The U.S. government's AI strategy is already falling apart

The NSA Would Be Using an Anthropic Model Despite a Pentagon Ban, Revealing a Growing Fracture Between Capability and Governance

A revealing conflict within the U.S. government is exposing an uncomfortable reality about artificial intelligence: governance frameworks can no longer keep pace with its adoption.

According to recent reports, the National Security Agency (NSA) is actively using Anthropic’s Mythos Preview model, despite the Department of Defense (DoD), which oversees the NSA itself, having classified the company as a “supply chain risk.”

The contradiction is significant. It reflects a deeper problem: those who regulate AI are no longer aligned with those who need to use it.

The Central Conflict: Control vs. Capability

At the heart of this dispute is control.

The Pentagon reportedly pressed for broader access to Anthropic’s models for “all lawful uses,” including applications the company itself has restricted, such as mass surveillance or the development of autonomous weapons.

Anthropic, for its part, attempts to impose limits directly into the model.

The result is a fragmented reality:

  • One agency restricts the provider
  • Another actively uses it
  • And the provider attempts to impose rules from outside

This is not just bureaucratic friction. It is an early signal of a breakdown in AI governance.

The Rise of “Shadow AI”

This case reveals a broader pattern: when access to advanced tools is restricted, teams don’t stop using them—they simply find ways around the restrictions.

This gives rise to what we might call “shadow AI”:

  • Use of tools outside official channels
  • Risk assessments ignored or incomplete
  • Lack of visibility even within the same organization

In companies, this is already a reality.
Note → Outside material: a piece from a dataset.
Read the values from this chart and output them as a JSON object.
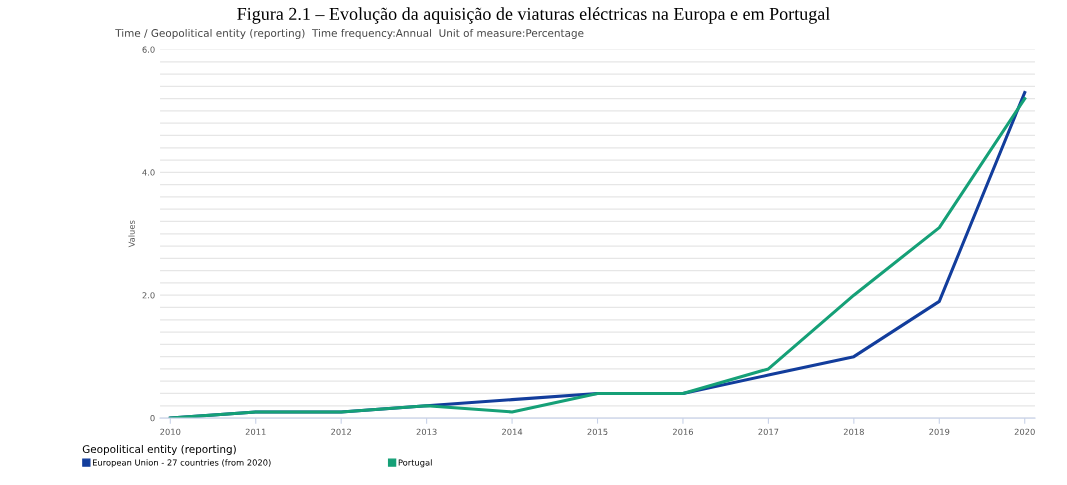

In governments, the impact is far greater.

A Problem That Goes Beyond the Public Sector

This is not just a national security issue. It is a preview of what we will see in companies around the world.

The pattern repeats:

  • Security teams attempt to restrict
  • Technical teams seek alternatives
  • Providers attempt to impose limits via APIs

The result is a fragmented and difficult-to-govern ecosystem.

The Inevitable Shift: From Policy to Architecture

If policies cannot control AI use, architecture will have to.

We are already seeing clear signals:

  • strict permissions at the tool level
  • auditing of model interactions
  • isolated execution environments
  • “zero trust” approaches applied to AI

In other words, governance is moving from documents to code.

Conclusion

The conflict between the NSA and Anthropic is not an exception. It is the first visible crack in a system under pressure.

AI capability advances faster than the institutions attempting to regulate it. And when that happens, rules are not broken—they are circumvented.

The real question is no longer whether AI can be governed.

It is whether governance can evolve fast enough to remain relevant.